Director: Destin Cretton
Starring: Brie Larson, Kaitlyn Dever, John Gallagher, Jr.
Children are often credited with possessing a preternatural ability towards resilience, but the pains endured in childhood can be the slowest to heal. Destin Cretton's Short Term 12 is about people in pain, suffering from the still open wounds of bad childhoods, struggling not to let that pain define or consume them. It's a sharp, character driven film that unfolds without affectation, driven forward by the compelling performance at its center. Although it falters ever so slightly in its final act, moving away from realism to engage in a climax that is purely the thing of movies, for the most part Short Term 12 rings with blunt authenticity. It's not always nice, but it feels real.
Set for the most part at a facility for at risk teens, Short Term 12 is seen largely through the eyes of Grace (Brie Larson), the daytime supervisor. As the film opens Grace, her co-worker and boyfriend, Mason (John Gallagher, Jr.), and other co-worker Jessica (Stephanie Beatriz) are showing new staff member Nate (Rami Malek) the ropes, cautioning him that the kids will be testing boundaries with him because he's new. Almost immediately Nate makes the mistake of referring to the kids, to their faces, as "underprivileged," prompting an angry outburst from Marcus (Keith Stanfield), a tightly coiled kid whose nervousness at the prospect of turning 18 and leaving the facility is being channeled into rage. Marcus' anger, however, quickly transfers to Luis (Kevin Hernandez), one of the other kids in the facility, so that the staff needs to find ways to de-escalate the situation, while also dealing with Jayden (Kaitlyn Dever), a new arrival whose "seen it all" attitude makes it difficult for the staff to get to the root of her issues and help her.
As the story unfolds, it becomes clear that Grace's growing interest in helping Jayden is, in part, because she sees her own experiences of abuse, both the self-abuse of cutting and abuse at the hands of others, reflected in Jayden. As her personal life begins to drift beyond her control - Grace learns that she's pregnant and is uncertain about her desire or ability to parent, and she learns that her father is about to be released from prison - her need to help Jayden becomes increasingly intense. After Jayden shares a story that she's written with Grace, Grace becomes convinced that Jayden's situation with her father is worse than anyone knows, but runs up against a wall of bureaucracy when she tries to get Jayden further support. Her frustration with the system, fueled by her own demons that she's failed to properly deal with, prompts her to take action that crosses ethical lines, if not necessarily moral ones.

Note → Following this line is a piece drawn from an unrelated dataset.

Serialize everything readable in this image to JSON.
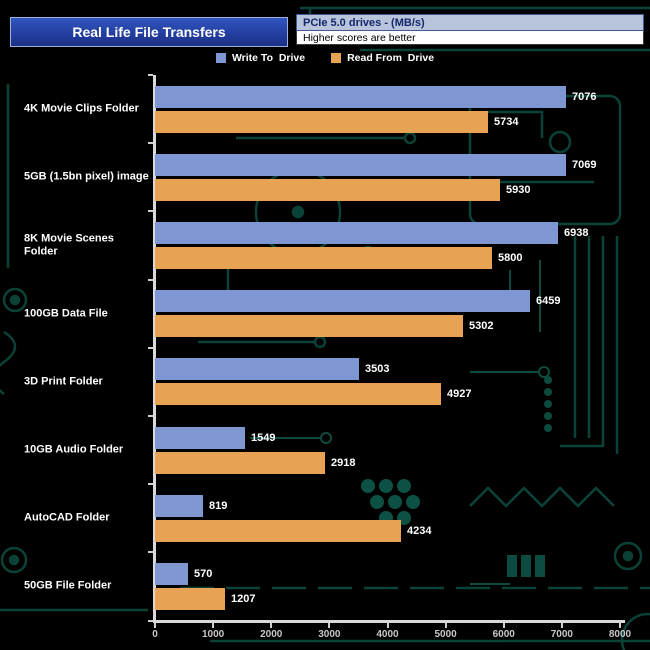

Written and directed by Cretton, adapted from his short film of the same name, Short Term 12 is a film which lives very comfortably in its setting, exploring characters and situations which it seems to know intimately. Scene after scene unfolds with an unforced grace that makes them seem less scripted than simply observed, establishing a rhythm for scenes within the facility, where an ordinary interaction can turn volatile without warning and where staff members have to tread carefully with their charges, reaching out without pushing. Scenes which in the hands of a lesser director would edge towards manipulative, such as when Marcus performs a rap for Mason which distills his experiences before going into care and his fears at the prospect of aging out of it or when Jaydon reads her story to Grace, instead have a stinging hint of truth because Cretton trusts the material enough to let it speak for itself without editorializing or loading it down with unnecessary flourishes. The only time the film falters from this sense of realism is during its climax, when Grace makes a series of decisions which seem more like something a character in a story would do than what an actual person in an actual situation with consequences would do.
Yet, even that scene ultimately, if uneasily, works thanks in large part to Larson's committed and unwavering performance as Grace. Grace is a complex character, one who strives to help the kids in her charge and encourages them to talk their way through their bad experiences, but who runs from her own past and would sooner do anything but talk about it, regressing into harmful behaviors and thought patterns in her effort to avoid her feelings. She hides her scars well - at least for the first two thirds of the film, before she begins to unravel - but they run extremely deep and inspire her actions more than she lets on, or perhaps realizes. She's a compelling character and marvelously played by Larson, who never allows her to descend into histrionics even in that problematically overwrought scene. Short Term 12 isn't a perfect film, but it comes achingly close, and it has heart enough to make up for its slight narrative misstep.
1 comment:
Short Term 12 was #2 on my Top Films of 2014 list. It's still really overlooked, in my opinion.